Objectives: Statistical significance does not equal clinical significance. This study looked at how frequently statistically significant results in the nuclear medicine literature are clinically relevant. Methods: A medline search was performed with results limited to clinical trials or randomized controlled trials, published in one of the major nuclear medicine journals. Articles analyzed were limited to those reporting continuous variables where a mean (X) and standard deviation (SD) were reported and determined to be statistically significant (p < 0.05). A total of 32 test results were evaluated. Clinical relevance was determined in a two-step fashion. First, the crossover point between group 1 (normal) and group 2 (abnormal) was determined. This is the the point at which a variable is just as likely to fall in the normal distrubution as the abnormal distribution. Jacobson's test for clinically significant change was used: crossover point = (SD1 * X2 + SD2 * X1) / (SD1 + SD2). It was then determined how many SD's from the mean this crossover point fell. For example, 13.9 +/- 4.5 compared to 9.2 +/- 2.1 was reported as statistically significant (p < 0.05).
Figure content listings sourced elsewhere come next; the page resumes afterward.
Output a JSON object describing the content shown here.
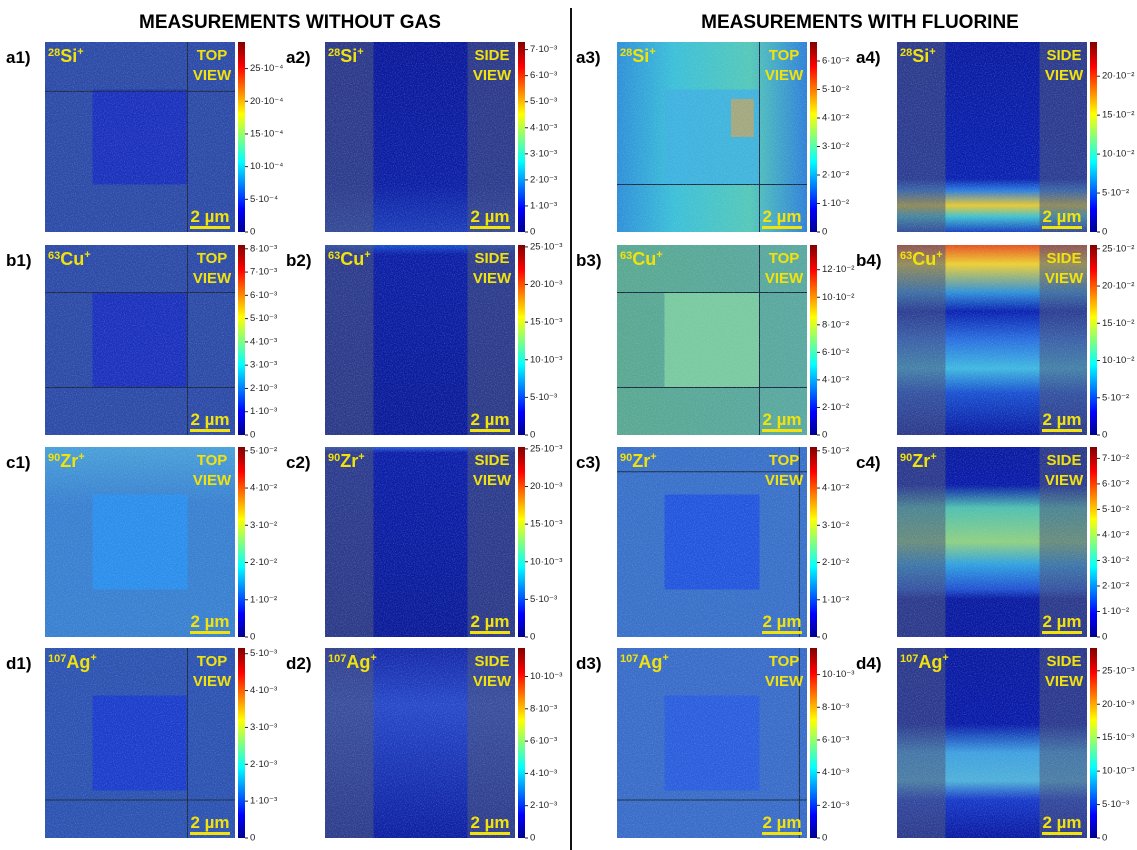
{
  "headers": [
    "MEASUREMENTS WITHOUT GAS",
    "MEASUREMENTS WITH FLUORINE"
  ],
  "panels": [
    {
      "label": "a1)",
      "mass": "28",
      "element": "Si",
      "charge": "+",
      "view": [
        "TOP",
        "VIEW"
      ],
      "scale": "2 µm",
      "ticks": [
        "0",
        "5·10⁻⁴",
        "10·10⁻⁴",
        "15·10⁻⁴",
        "20·10⁻⁴",
        "25·10⁻⁴"
      ]
    },
    {
      "label": "a2)",
      "mass": "28",
      "element": "Si",
      "charge": "+",
      "view": [
        "SIDE",
        "VIEW"
      ],
      "scale": "2 µm",
      "ticks": [
        "0",
        "1·10⁻³",
        "2·10⁻³",
        "3·10⁻³",
        "4·10⁻³",
        "5·10⁻³",
        "6·10⁻³",
        "7·10⁻³"
      ]
    },
    {
      "label": "a3)",
      "mass": "28",
      "element": "Si",
      "charge": "+",
      "view": [
        "TOP",
        "VIEW"
      ],
      "scale": "2 µm",
      "ticks": [
        "0",
        "1·10⁻²",
        "2·10⁻²",
        "3·10⁻²",
        "4·10⁻²",
        "5·10⁻²",
        "6·10⁻²"
      ]
    },
    {
      "label": "a4)",
      "mass": "28",
      "element": "Si",
      "charge": "+",
      "view": [
        "SIDE",
        "VIEW"
      ],
      "scale": "2 µm",
      "ticks": [
        "0",
        "5·10⁻²",
        "10·10⁻²",
        "15·10⁻²",
        "20·10⁻²"
      ]
    },
    {
      "label": "b1)",
      "mass": "63",
      "element": "Cu",
      "charge": "+",
      "view": [
        "TOP",
        "VIEW"
      ],
      "scale": "2 µm",
      "ticks": [
        "0",
        "1·10⁻³",
        "2·10⁻³",
        "3·10⁻³",
        "4·10⁻³",
        "5·10⁻³",
        "6·10⁻³",
        "7·10⁻³",
        "8·10⁻³"
      ]
    },
    {
      "label": "b2)",
      "mass": "63",
      "element": "Cu",
      "charge": "+",
      "view": [
        "SIDE",
        "VIEW"
      ],
      "scale": "2 µm",
      "ticks": [
        "0",
        "5·10⁻³",
        "10·10⁻³",
        "15·10⁻³",
        "20·10⁻³",
        "25·10⁻³"
      ]
    },
    {
      "label": "b3)",
      "mass": "63",
      "element": "Cu",
      "charge": "+",
      "view": [
        "TOP",
        "VIEW"
      ],
      "scale": "2 µm",
      "ticks": [
        "0",
        "2·10⁻²",
        "4·10⁻²",
        "6·10⁻²",
        "8·10⁻²",
        "10·10⁻²",
        "12·10⁻²"
      ]
    },
    {
      "label": "b4)",
      "mass": "63",
      "element": "Cu",
      "charge": "+",
      "view": [
        "SIDE",
        "VIEW"
      ],
      "scale": "2 µm",
      "ticks": [
        "0",
        "5·10⁻²",
        "10·10⁻²",
        "15·10⁻²",
        "20·10⁻²",
        "25·10⁻²"
      ]
    },
    {
      "label": "c1)",
      "mass": "90",
      "element": "Zr",
      "charge": "+",
      "view": [
        "TOP",
        "VIEW"
      ],
      "scale": "2 µm",
      "ticks": [
        "0",
        "1·10⁻²",
        "2·10⁻²",
        "3·10⁻²",
        "4·10⁻²",
        "5·10⁻²"
      ]
    },
    {
      "label": "c2)",
      "mass": "90",
      "element": "Zr",
      "charge": "+",
      "view": [
        "SIDE",
        "VIEW"
      ],
      "scale": "2 µm",
      "ticks": [
        "0",
        "5·10⁻³",
        "10·10⁻³",
        "15·10⁻³",
        "20·10⁻³",
        "25·10⁻³"
      ]
    },
    {
      "label": "c3)",
      "mass": "90",
      "element": "Zr",
      "charge": "+",
      "view": [
        "TOP",
        "VIEW"
      ],
      "scale": "2 µm",
      "ticks": [
        "0",
        "1·10⁻²",
        "2·10⁻²",
        "3·10⁻²",
        "4·10⁻²",
        "5·10⁻²"
      ]
    },
    {
      "label": "c4)",
      "mass": "90",
      "element": "Zr",
      "charge": "+",
      "view": [
        "SIDE",
        "VIEW"
      ],
      "scale": "2 µm",
      "ticks": [
        "0",
        "1·10⁻²",
        "2·10⁻²",
        "3·10⁻²",
        "4·10⁻²",
        "5·10⁻²",
        "6·10⁻²",
        "7·10⁻²"
      ]
    },
    {
      "label": "d1)",
      "mass": "107",
      "element": "Ag",
      "charge": "+",
      "view": [
        "TOP",
        "VIEW"
      ],
      "scale": "2 µm",
      "ticks": [
        "0",
        "1·10⁻³",
        "2·10⁻³",
        "3·10⁻³",
        "4·10⁻³",
        "5·10⁻³"
      ]
    },
    {
      "label": "d2)",
      "mass": "107",
      "element": "Ag",
      "charge": "+",
      "view": [
        "SIDE",
        "VIEW"
      ],
      "scale": "2 µm",
      "ticks": [
        "0",
        "2·10⁻³",
        "4·10⁻³",
        "6·10⁻³",
        "8·10⁻³",
        "10·10⁻³"
      ]
    },
    {
      "label": "d3)",
      "mass": "107",
      "element": "Ag",
      "charge": "+",
      "view": [
        "TOP",
        "VIEW"
      ],
      "scale": "2 µm",
      "ticks": [
        "0",
        "2·10⁻³",
        "4·10⁻³",
        "6·10⁻³",
        "8·10⁻³",
        "10·10⁻³"
      ]
    },
    {
      "label": "d4)",
      "mass": "107",
      "element": "Ag",
      "charge": "+",
      "view": [
        "SIDE",
        "VIEW"
      ],
      "scale": "2 µm",
      "ticks": [
        "0",
        "5·10⁻³",
        "10·10⁻³",
        "15·10⁻³",
        "20·10⁻³",
        "25·10⁻³"
      ]
    }
  ]
}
The crossover point is 10.7, which equals 0.71 std from the mean: 13.9 - (0.71*4.5) = 9.2 + (0.71*2.1).   Results: The average crossover point was 0.66 SD's from the mean. The crossover point was within 1 SD from the mean in 26/32 cases, and in these cases averaged 0.45 SD. Thus, for 4 out of 5 statistically significant results, when applied to an individual patient, the cut-off between normal and abnormal was 0.45 SD from the mean. This results in a third of normal patients falling into an abnormal category. Conclusions: Statistically significant results frequently are not clinically significant. Statistical significance alone does not ensure clinical relevance.